Dites donc pleurer, si vous connaissiez tout mon malheur. J’ai à peine de quoi vivre et ma très-chère belle-fille, cette tête sans cervelle, veut avoir de la société, un équipage, de la toilette, chocolat café… Malheureux que je suis ! vous me voyez au désespoir.


DON FERNAND.

Mais je ne vois pas la nécessité de la garder chez vous.


DON AMBROISE.

Elle n’a ni père ni mère, ni proches parens. Voulez-vous que je la laisse seule ? Une veuve, à son âge ! Eh ! ne me faites point parler.


DON FERNAND.

Engagez-la à se marier.


DON AMBROISE.

Oui, s’il se présentait une bonne occasion.


DON FERNAND.

Rien de plus facile. Donna Eugénie a du mérite, ajoutez à cela une dot considérable…


DON AMBROISE.

Quelle dot ? que parlez-vous, s’il vous plaît, d’une dot considérable ? Elle n’a presque rien apporté ici, et nous a coûté des sommes énormes.
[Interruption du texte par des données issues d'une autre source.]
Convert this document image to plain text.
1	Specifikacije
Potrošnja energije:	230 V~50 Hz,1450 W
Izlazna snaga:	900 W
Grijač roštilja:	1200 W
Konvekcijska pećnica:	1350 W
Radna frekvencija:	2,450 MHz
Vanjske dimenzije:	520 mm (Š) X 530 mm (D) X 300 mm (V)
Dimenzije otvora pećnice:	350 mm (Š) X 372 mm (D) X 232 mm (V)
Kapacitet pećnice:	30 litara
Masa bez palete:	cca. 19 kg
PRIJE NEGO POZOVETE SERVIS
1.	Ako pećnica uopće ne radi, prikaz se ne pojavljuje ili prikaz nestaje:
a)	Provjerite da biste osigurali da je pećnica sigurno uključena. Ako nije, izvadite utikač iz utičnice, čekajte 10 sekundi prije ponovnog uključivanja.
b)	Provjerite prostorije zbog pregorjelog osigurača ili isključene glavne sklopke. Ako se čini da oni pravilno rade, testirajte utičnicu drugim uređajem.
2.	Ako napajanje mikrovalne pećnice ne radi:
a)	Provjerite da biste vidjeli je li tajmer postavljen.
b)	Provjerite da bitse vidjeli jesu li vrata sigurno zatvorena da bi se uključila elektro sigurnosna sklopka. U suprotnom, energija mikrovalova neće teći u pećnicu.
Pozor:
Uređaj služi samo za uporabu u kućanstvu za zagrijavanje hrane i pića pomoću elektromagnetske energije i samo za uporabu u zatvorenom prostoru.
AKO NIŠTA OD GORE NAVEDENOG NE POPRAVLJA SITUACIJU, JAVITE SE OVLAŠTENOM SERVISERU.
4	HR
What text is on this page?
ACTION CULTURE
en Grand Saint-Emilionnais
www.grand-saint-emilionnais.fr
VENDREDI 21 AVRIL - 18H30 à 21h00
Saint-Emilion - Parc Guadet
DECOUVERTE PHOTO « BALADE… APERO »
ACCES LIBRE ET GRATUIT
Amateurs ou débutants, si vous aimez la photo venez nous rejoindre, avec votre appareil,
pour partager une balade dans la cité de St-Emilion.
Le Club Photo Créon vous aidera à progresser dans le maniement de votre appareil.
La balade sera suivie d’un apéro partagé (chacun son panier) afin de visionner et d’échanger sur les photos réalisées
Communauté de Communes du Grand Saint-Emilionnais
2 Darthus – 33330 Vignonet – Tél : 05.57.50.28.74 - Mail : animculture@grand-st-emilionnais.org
Voilà la note des dépenses faites pour l’illustrissime épouse : la voilà ! le jour elle ne quitte pas ma poche, et la nuit mon oreiller. La longue suite de mes disgraces n’est rien à mes yeux, en comparaison de toutes ses gentillesses. Oh ! mode ! maudite mode ! puisses-tu être une bonne fois à tous les diables ! Je veux être un coquin, si, en supposant qu’elle se remariât, toutes ses extravagances n’entrent pas pour la moitié, au moins, dans la restitution que j’ai à lui faire.


DON FERNAND.

Dites pour un tiers.


DON AMBROISE.

Bien obligé, monsieur le Docteur. (Il va pour sortir, et revient sur ses pas. ) À propos ; j’oubliais de vous dire une chose.


DON FERNAND.

Parlez.


DON AMBROISE.

Afin de savoir à quoi m’en tenir, dites-moi un peu quand vous comptez partir.


DON FERNAND.

J’attends, je vous le répète, aujourd’hui des lettres de mon père.


DON AMBROISE.

Et si elles n’arrivent pas ?


DON FERNAND.

Si elles n’arrivent pas… il faudra bien que je reste.


DON AMBROISE.

Mon ami, suivez mon conseil. Procurez à votre père une surprise agréable ; allez à Mantoue, et paraissez à l’improviste. Dieu ! avec quel plaisir ils vont embrasser monsieur le Docteur !


DON FERNAND.

Il y a quelques lieues d’ici à Mantoue.


DON AMBROISE.

Vous êtes sans argent ?


DON FERNAND.

À dire vrai, je n’en ai pas beaucoup.


DON AMBROISE.

Je vais vous donner un expédient. On va au Tézin, on s’embarque, et l’on arrive, à peu de frais, à l’embouchure du Mincio.


DON FERNAND.

Et de là à Mantoue ?


DON AMBROISE.

À pied, mon ami.


DON FERNAND.

Les jeunes gentilshommes de mon rang ne voyagent point ainsi.


DON AMBROISE.

Et les gens de ma classe déclarent à ceux de la vôtre, que la maison d’un pauvre homme, comme moi, n’est point un séjour digne d’un Docteur comme vous. (Il sort.)